Common Pitfalls or Misconceptions

• Oseltamivir acid is not active against non-influenza viruses; its mechanism is specific to influenza neuraminidase.
• Resistance can emerge rapidly in the presence of the H275Y neuraminidase mutation; routine resistance monitoring is essential.
• The compound is intended for research use only and is not approved for clinical or diagnostic applications.
• Long-term storage of oseltamivir acid solutions can lead to degradation; fresh solutions are recommended for each experiment (store powder at -20°C).
• Metabolic activation via carboxylesterases varies significantly across species; data from rodent models may not directly extrapolate to human pharmacokinetics.

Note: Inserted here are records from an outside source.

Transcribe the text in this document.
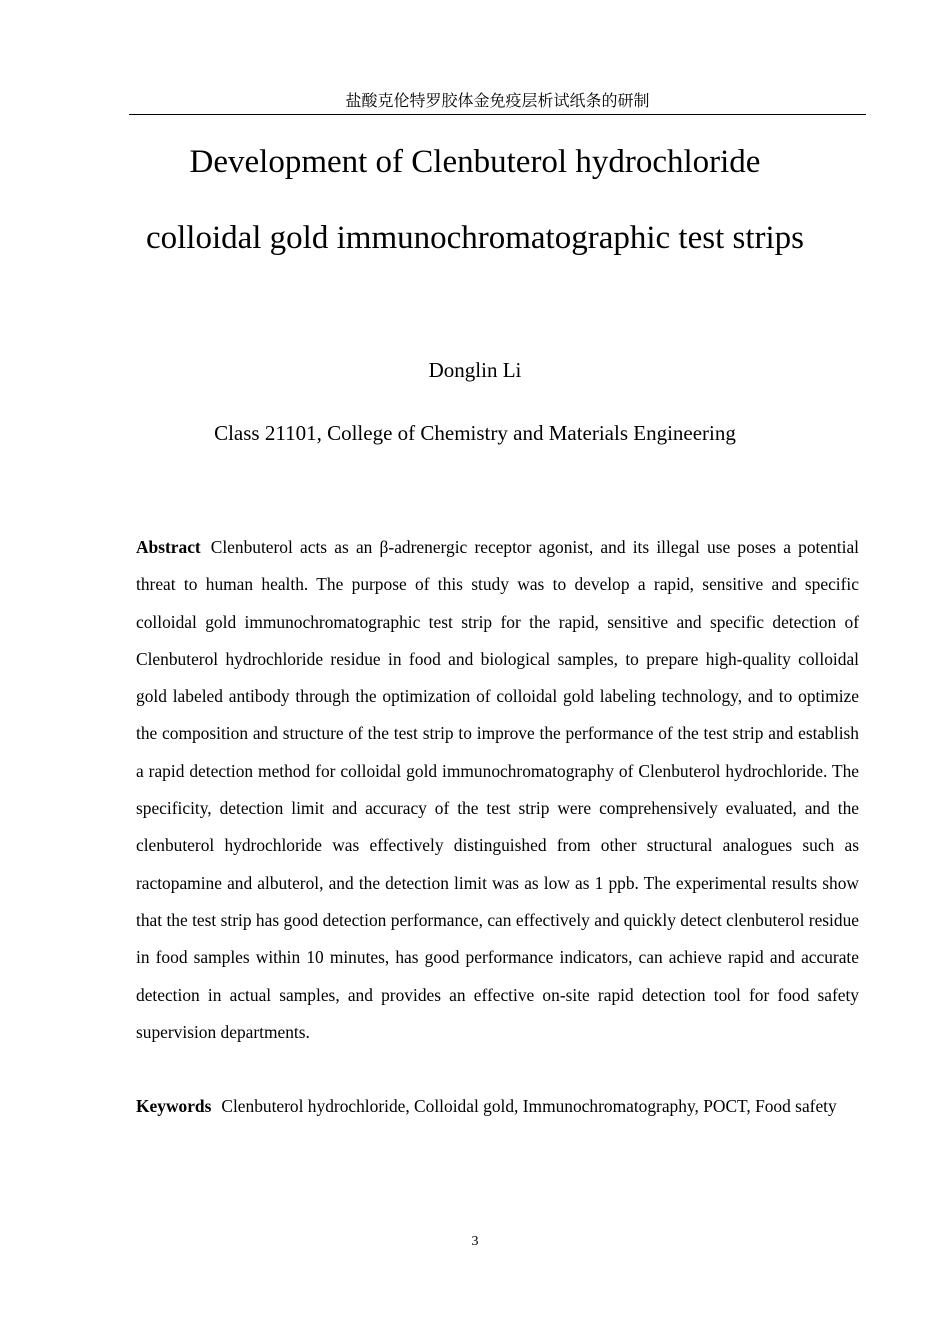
盐酸克伦特罗胶体金免疫层析试纸条的研制
Development of Clenbuterol hydrochloride
colloidal gold immunochromatographic test strips
Donglin Li
Class 21101, College of Chemistry and Materials Engineering

Abstract Clenbuterol acts as an β-adrenergic receptor agonist, and its illegal use poses a potential threat to human health. The purpose of this study was to develop a rapid, sensitive and specific colloidal gold immunochromatographic test strip for the rapid, sensitive and specific detection of Clenbuterol hydrochloride residue in food and biological samples, to prepare high-quality colloidal gold labeled antibody through the optimization of colloidal gold labeling technology, and to optimize the composition and structure of the test strip to improve the performance of the test strip and establish a rapid detection method for colloidal gold immunochromatography of Clenbuterol hydrochloride. The specificity, detection limit and accuracy of the test strip were comprehensively evaluated, and the clenbuterol hydrochloride was effectively distinguished from other structural analogues such as ractopamine and albuterol, and the detection limit was as low as 1 ppb. The experimental results show that the test strip has good detection performance, can effectively and quickly detect clenbuterol residue in food samples within 10 minutes, has good performance indicators, can achieve rapid and accurate detection in actual samples, and provides an effective on-site rapid detection tool for food safety supervision departments.

Keywords Clenbuterol hydrochloride, Colloidal gold, Immunochromatography, POCT, Food safety

3
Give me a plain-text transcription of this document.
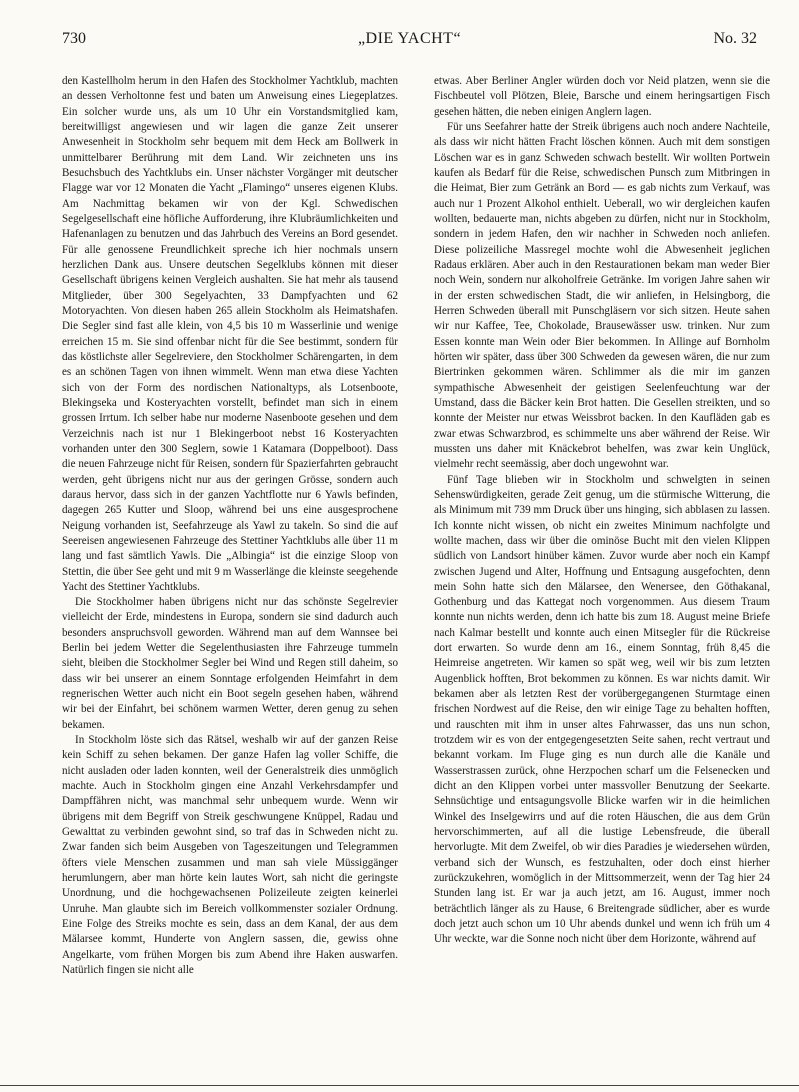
730	„DIE YACHT“	No. 32

den Kastellholm herum in den Hafen des Stockholmer Yachtklub, machten an dessen Verholtonne fest und baten um Anweisung eines Liegeplatzes. Ein solcher wurde uns, als um 10 Uhr ein Vorstandsmitglied kam, bereitwilligst angewiesen und wir lagen die ganze Zeit unserer Anwesenheit in Stockholm sehr bequem mit dem Heck am Bollwerk in unmittelbarer Berührung mit dem Land. Wir zeichneten uns ins Besuchsbuch des Yachtklubs ein. Unser nächster Vorgänger mit deutscher Flagge war vor 12 Monaten die Yacht „Flamingo“ unseres eigenen Klubs. Am Nachmittag bekamen wir von der Kgl. Schwedischen Segelgesellschaft eine höfliche Aufforderung, ihre Klubräumlichkeiten und Hafenanlagen zu benutzen und das Jahrbuch des Vereins an Bord gesendet. Für alle genossene Freundlichkeit spreche ich hier nochmals unsern herzlichen Dank aus. Unsere deutschen Segelklubs können mit dieser Gesellschaft übrigens keinen Vergleich aushalten. Sie hat mehr als tausend Mitglieder, über 300 Segelyachten, 33 Dampfyachten und 62 Motoryachten. Von diesen haben 265 allein Stockholm als Heimatshafen. Die Segler sind fast alle klein, von 4,5 bis 10 m Wasserlinie und wenige erreichen 15 m. Sie sind offenbar nicht für die See bestimmt, sondern für das köstlichste aller Segelreviere, den Stockholmer Schärengarten, in dem es an schönen Tagen von ihnen wimmelt. Wenn man etwa diese Yachten sich von der Form des nordischen Nationaltyps, als Lotsenboote, Blekingseka und Kosteryachten vorstellt, befindet man sich in einem grossen Irrtum. Ich selber habe nur moderne Nasenboote gesehen und dem Verzeichnis nach ist nur 1 Blekingerboot nebst 16 Kosteryachten vorhanden unter den 300 Seglern, sowie 1 Katamara (Doppelboot). Dass die neuen Fahrzeuge nicht für Reisen, sondern für Spazierfahrten gebraucht werden, geht übrigens nicht nur aus der geringen Grösse, sondern auch daraus hervor, dass sich in der ganzen Yachtflotte nur 6 Yawls befinden, dagegen 265 Kutter und Sloop, während bei uns eine ausgesprochene Neigung vorhanden ist, Seefahrzeuge als Yawl zu takeln. So sind die auf Seereisen angewiesenen Fahrzeuge des Stettiner Yachtklubs alle über 11 m lang und fast sämtlich Yawls. Die „Albingia“ ist die einzige Sloop von Stettin, die über See geht und mit 9 m Wasserlänge die kleinste seegehende Yacht des Stettiner Yachtklubs.

Die Stockholmer haben übrigens nicht nur das schönste Segelrevier vielleicht der Erde, mindestens in Europa, sondern sie sind dadurch auch besonders anspruchsvoll geworden. Während man auf dem Wannsee bei Berlin bei jedem Wetter die Segelenthusiasten ihre Fahrzeuge tummeln sieht, bleiben die Stockholmer Segler bei Wind und Regen still daheim, so dass wir bei unserer an einem Sonntage erfolgenden Heimfahrt in dem regnerischen Wetter auch nicht ein Boot segeln gesehen haben, während wir bei der Einfahrt, bei schönem warmen Wetter, deren genug zu sehen bekamen.

In Stockholm löste sich das Rätsel, weshalb wir auf der ganzen Reise kein Schiff zu sehen bekamen. Der ganze Hafen lag voller Schiffe, die nicht ausladen oder laden konnten, weil der Generalstreik dies unmöglich machte. Auch in Stockholm gingen eine Anzahl Verkehrsdampfer und Dampffähren nicht, was manchmal sehr unbequem wurde. Wenn wir übrigens mit dem Begriff von Streik geschwungene Knüppel, Radau und Gewalttat zu verbinden gewohnt sind, so traf das in Schweden nicht zu. Zwar fanden sich beim Ausgeben von Tageszeitungen und Telegrammen öfters viele Menschen zusammen und man sah viele Müssiggänger herumlungern, aber man hörte kein lautes Wort, sah nicht die geringste Unordnung, und die hochgewachsenen Polizeileute zeigten keinerlei Unruhe. Man glaubte sich im Bereich vollkommenster sozialer Ordnung. Eine Folge des Streiks mochte es sein, dass an dem Kanal, der aus dem Mälarsee kommt, Hunderte von Anglern sassen, die, gewiss ohne Angelkarte, vom frühen Morgen bis zum Abend ihre Haken auswarfen. Natürlich fingen sie nicht alle

etwas. Aber Berliner Angler würden doch vor Neid platzen, wenn sie die Fischbeutel voll Plötzen, Bleie, Barsche und einem heringsartigen Fisch gesehen hätten, die neben einigen Anglern lagen.

Für uns Seefahrer hatte der Streik übrigens auch noch andere Nachteile, als dass wir nicht hätten Fracht löschen können. Auch mit dem sonstigen Löschen war es in ganz Schweden schwach bestellt. Wir wollten Portwein kaufen als Bedarf für die Reise, schwedischen Punsch zum Mitbringen in die Heimat, Bier zum Getränk an Bord — es gab nichts zum Verkauf, was auch nur 1 Prozent Alkohol enthielt. Ueberall, wo wir dergleichen kaufen wollten, bedauerte man, nichts abgeben zu dürfen, nicht nur in Stockholm, sondern in jedem Hafen, den wir nachher in Schweden noch anliefen. Diese polizeiliche Massregel mochte wohl die Abwesenheit jeglichen Radaus erklären. Aber auch in den Restaurationen bekam man weder Bier noch Wein, sondern nur alkoholfreie Getränke. Im vorigen Jahre sahen wir in der ersten schwedischen Stadt, die wir anliefen, in Helsingborg, die Herren Schweden überall mit Punschgläsern vor sich sitzen. Heute sahen wir nur Kaffee, Tee, Chokolade, Brausewässer usw. trinken. Nur zum Essen konnte man Wein oder Bier bekommen. In Allinge auf Bornholm hörten wir später, dass über 300 Schweden da gewesen wären, die nur zum Biertrinken gekommen wären. Schlimmer als die mir im ganzen sympathische Abwesenheit der geistigen Seelenfeuchtung war der Umstand, dass die Bäcker kein Brot hatten. Die Gesellen streikten, und so konnte der Meister nur etwas Weissbrot backen. In den Kaufläden gab es zwar etwas Schwarzbrod, es schimmelte uns aber während der Reise. Wir mussten uns daher mit Knäckebrot behelfen, was zwar kein Unglück, vielmehr recht seemässig, aber doch ungewohnt war.

Fünf Tage blieben wir in Stockholm und schwelgten in seinen Sehenswürdigkeiten, gerade Zeit genug, um die stürmische Witterung, die als Minimum mit 739 mm Druck über uns hinging, sich abblasen zu lassen. Ich konnte nicht wissen, ob nicht ein zweites Minimum nachfolgte und wollte machen, dass wir über die ominöse Bucht mit den vielen Klippen südlich von Landsort hinüber kämen. Zuvor wurde aber noch ein Kampf zwischen Jugend und Alter, Hoffnung und Entsagung ausgefochten, denn mein Sohn hatte sich den Mälarsee, den Wenersee, den Göthakanal, Gothenburg und das Kattegat noch vorgenommen. Aus diesem Traum konnte nun nichts werden, denn ich hatte bis zum 18. August meine Briefe nach Kalmar bestellt und konnte auch einen Mitsegler für die Rückreise dort erwarten. So wurde denn am 16., einem Sonntag, früh 8,45 die Heimreise angetreten. Wir kamen so spät weg, weil wir bis zum letzten Augenblick hofften, Brot bekommen zu können. Es war nichts damit. Wir bekamen aber als letzten Rest der vorübergegangenen Sturmtage einen frischen Nordwest auf die Reise, den wir einige Tage zu behalten hofften, und rauschten mit ihm in unser altes Fahrwasser, das uns nun schon, trotzdem wir es von der entgegengesetzten Seite sahen, recht vertraut und bekannt vorkam. Im Fluge ging es nun durch alle die Kanäle und Wasserstrassen zurück, ohne Herzpochen scharf um die Felsenecken und dicht an den Klippen vorbei unter massvoller Benutzung der Seekarte. Sehnsüchtige und entsagungsvolle Blicke warfen wir in die heimlichen Winkel des Inselgewirrs und auf die roten Häuschen, die aus dem Grün hervorschimmerten, auf all die lustige Lebensfreude, die überall hervorlugte. Mit dem Zweifel, ob wir dies Paradies je wiedersehen würden, verband sich der Wunsch, es festzuhalten, oder doch einst hierher zurückzukehren, womöglich in der Mittsommerzeit, wenn der Tag hier 24 Stunden lang ist. Er war ja auch jetzt, am 16. August, immer noch beträchtlich länger als zu Hause, 6 Breitengrade südlicher, aber es wurde doch jetzt auch schon um 10 Uhr abends dunkel und wenn ich früh um 4 Uhr weckte, war die Sonne noch nicht über dem Horizonte, während auf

Workflow Integration & Parameters

Oseltamivir acid (SKU A3689, APExBIO) is supplied as a solid, stable at -20°C. For in vitro work, solubilize in DMSO (≥14.2 mg/mL), water (≥46.1 mg/mL with gentle warming), or ethanol (≥97 mg/mL with gentle warming). Avoid repeated freeze-thaw cycles and long-term storage of solutions. For in vivo efficacy studies, doses of 30–50 mg/kg intraperitoneally have demonstrated robust antiviral and anti-metastatic activity in murine models. When using combination regimens with chemotherapeutics, titrate concentrations to assess additive or synergistic effects in cell viability and cytotoxicity assays. Employ validated sialidase activity assays to directly measure target engagement and downstream viral or tumor cell effects.

Conclusion & Outlook

Oseltamivir acid is a cornerstone neuraminidase inhibitor for influenza antiviral research and is increasingly recognized for its potential in cancer metastasis inhibition. Its well-characterized solubility, storage, and resistance parameters make it a robust tool for both fundamental and translational studies. Future research should focus on resistance management, detailed pharmacokinetic profiling in humanized models, and the exploration of combinatorial therapy strategies. For further information and ordering, consult the Oseltamivir acid product page at APExBIO.